School was, well, school. nothing much to report, same old same old.
like any other day just that it started two and a half hours later, like it always does on wednesdays, there was a good storm in the morning and it ended slightly earlier than usual.
and at least all the talk about grades has died down a little. thank goodness.
stayed after school to have consultation with Mr Chong, because i’ve become one of his ‘favourite’ and ‘best’ students. oh joy. we went through our paper and i realised how much i wanted to kick myself. seriously, i think for all the days we went to school for exams, i left the most important part of me at home – my little dumb brain. i’m so terribly annoyed because all, or rather most, questions that i got wrong was because...actually i don’t even know why i got it wrong! the right answer was blatantly staring at me in the face today, the paper wasnt all that tough at all, and i still haven’t the foggiest what possessed me on that day to write such UTTER CRAP. really. you can look though all my scripts and have a good laugh – would probably cheer anyone up.
but i left with slight conslation that maybe i’m not so stupid after all (still pretty stupid though hah)

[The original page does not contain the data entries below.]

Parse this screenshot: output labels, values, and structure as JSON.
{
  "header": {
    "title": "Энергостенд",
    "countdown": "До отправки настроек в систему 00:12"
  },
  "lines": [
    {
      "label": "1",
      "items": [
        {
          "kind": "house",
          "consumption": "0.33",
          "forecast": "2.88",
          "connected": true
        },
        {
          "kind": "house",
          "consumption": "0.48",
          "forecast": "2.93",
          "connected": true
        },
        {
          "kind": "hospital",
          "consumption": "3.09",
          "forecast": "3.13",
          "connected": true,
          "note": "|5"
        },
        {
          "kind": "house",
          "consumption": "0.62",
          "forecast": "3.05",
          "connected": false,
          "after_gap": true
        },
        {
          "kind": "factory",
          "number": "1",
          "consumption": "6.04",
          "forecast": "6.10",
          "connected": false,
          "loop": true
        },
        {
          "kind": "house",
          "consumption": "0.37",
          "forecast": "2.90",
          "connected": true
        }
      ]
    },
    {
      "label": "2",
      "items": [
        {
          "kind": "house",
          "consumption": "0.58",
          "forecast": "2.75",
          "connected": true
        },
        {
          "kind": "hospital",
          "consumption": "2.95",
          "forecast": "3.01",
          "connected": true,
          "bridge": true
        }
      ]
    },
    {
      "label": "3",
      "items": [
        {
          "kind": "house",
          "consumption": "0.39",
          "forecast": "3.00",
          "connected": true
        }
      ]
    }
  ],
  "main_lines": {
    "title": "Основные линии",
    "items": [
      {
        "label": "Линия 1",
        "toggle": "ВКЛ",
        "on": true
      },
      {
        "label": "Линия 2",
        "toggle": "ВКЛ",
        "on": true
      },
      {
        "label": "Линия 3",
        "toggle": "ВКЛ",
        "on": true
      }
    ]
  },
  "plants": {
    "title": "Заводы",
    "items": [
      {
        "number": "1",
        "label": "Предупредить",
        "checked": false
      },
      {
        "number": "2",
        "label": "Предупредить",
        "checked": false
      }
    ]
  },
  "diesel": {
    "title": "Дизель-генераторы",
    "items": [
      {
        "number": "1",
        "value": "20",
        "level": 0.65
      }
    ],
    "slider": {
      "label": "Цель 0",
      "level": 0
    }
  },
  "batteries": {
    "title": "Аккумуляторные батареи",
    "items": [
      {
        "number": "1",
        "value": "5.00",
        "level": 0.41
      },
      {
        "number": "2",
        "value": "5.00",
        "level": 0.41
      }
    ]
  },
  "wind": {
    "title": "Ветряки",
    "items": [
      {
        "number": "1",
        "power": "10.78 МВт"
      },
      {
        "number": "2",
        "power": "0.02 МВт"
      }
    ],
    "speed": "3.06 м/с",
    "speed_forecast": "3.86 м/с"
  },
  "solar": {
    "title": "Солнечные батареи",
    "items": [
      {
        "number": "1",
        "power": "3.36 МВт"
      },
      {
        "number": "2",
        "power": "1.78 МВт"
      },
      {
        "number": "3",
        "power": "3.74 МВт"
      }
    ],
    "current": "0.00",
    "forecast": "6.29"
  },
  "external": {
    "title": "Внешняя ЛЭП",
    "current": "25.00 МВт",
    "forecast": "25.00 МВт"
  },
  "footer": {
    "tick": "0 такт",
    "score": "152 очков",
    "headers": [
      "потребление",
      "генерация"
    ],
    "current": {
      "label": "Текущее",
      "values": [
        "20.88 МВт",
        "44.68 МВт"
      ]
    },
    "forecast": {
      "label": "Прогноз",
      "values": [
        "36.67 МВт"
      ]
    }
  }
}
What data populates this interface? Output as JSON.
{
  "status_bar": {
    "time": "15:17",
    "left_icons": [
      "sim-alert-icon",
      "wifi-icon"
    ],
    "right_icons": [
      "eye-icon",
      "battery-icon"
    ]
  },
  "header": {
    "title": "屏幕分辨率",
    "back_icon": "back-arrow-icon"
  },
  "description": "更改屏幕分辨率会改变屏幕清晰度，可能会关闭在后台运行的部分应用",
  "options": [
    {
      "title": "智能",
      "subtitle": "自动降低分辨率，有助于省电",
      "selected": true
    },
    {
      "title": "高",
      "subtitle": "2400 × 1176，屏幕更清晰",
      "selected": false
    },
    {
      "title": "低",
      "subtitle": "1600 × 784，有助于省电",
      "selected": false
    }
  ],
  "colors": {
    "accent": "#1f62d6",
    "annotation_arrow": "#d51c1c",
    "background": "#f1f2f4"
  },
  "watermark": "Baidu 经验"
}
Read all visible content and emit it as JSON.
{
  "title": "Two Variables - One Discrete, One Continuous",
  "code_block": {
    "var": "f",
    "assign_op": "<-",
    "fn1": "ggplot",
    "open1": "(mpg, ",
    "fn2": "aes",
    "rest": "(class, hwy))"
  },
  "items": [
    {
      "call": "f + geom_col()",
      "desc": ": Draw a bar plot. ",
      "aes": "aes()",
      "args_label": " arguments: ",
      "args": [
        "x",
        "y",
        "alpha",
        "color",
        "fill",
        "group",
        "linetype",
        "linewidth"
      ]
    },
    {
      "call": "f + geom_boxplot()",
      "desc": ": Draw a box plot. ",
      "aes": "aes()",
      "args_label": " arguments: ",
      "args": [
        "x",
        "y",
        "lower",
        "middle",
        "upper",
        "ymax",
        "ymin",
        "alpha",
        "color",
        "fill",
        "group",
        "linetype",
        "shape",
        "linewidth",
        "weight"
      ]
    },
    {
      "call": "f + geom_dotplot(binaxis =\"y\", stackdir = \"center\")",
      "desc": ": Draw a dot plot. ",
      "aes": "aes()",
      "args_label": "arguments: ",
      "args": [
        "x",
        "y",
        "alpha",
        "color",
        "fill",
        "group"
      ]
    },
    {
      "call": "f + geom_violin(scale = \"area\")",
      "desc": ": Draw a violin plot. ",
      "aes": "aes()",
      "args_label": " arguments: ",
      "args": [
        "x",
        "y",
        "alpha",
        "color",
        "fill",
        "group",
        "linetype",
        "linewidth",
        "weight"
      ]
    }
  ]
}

and with all the talk about money buying happiness and blah blah blah, yes a hot topic thanks to the GP paper which i screwed up as well, maybe i do agree to some extent – retail therapy does lift spirits momentarily. most people, rather most girls (do guys do retail therapy too?) take to the shoe shops or clothes shops or bags and stuff shops for this expensive form of therapy but me? plonk me in a bookshop and i’m happy as anything.i can literally live in the bookshop. today i spent al my ‘therapy’ time in Times (the bookshop) and left not empty handed and quite happy. yes, i bought books to cheer me up. call me a nerd or geek or whatever (though i’m extremely far from being a nerd – nerds don’t fail do they), but i like to read. i like to read so much that it’s quite a danger to do so – once i pick up a book, i don’t put it down till the last page has been read. it isn’t a bad thing but it isn’t such a good thing either with all this work piling up around me (oops!) haha and i’ve just done myself in, i’ve got 2 unread books and a whole lot more on the wishlist. though i’m not a bookworm, i don’t/can’t read every single book on the shelf. i’m a picky reader. heh.
what am i droning on about now? i think stress has taken over my brain. hahah. and i can’t believe i’m saying this but i’m actually enjoying homework right now (i’m insane aren’t i?) i think it’s post exam stress syndrome. and honestly i hope it doesn’t wear off – it may actually help me pass promos.
promos. the thought of promos is scary, daunting. if history repeats itself, i think i can just go jump out the window. let’s hope that doesn’t happen shall we?
i should be getting to my ‘enjoyable’ homework.
toodles people.
-- (sorry bout the lack of tag replying. wasn’t in the mood to say anything the past few days and didn’t want to snap at people)
huizhi: yes it is! somehow i never get tired of that movie! and yeah, oral is screwed up. but there’s nothing we can do about it now. :/
janice: we had it at my friend’s house at Carissa Park in Pasir Ris. yeah and i HATE it when the teachers keep doing that. D:<
hazelll: haha yeah! my bed is on top which is good – i never feel tempted to sleep, can’t even see my bed! go get one! haha say that it’s terribly space efficient! xD and yeah we all in the same laser i guess. wahaha. but i’m far worse.
ZW: yeah. haha. anyway if there’s anyone that should resign from a post, it’ll be me. so don’t okay!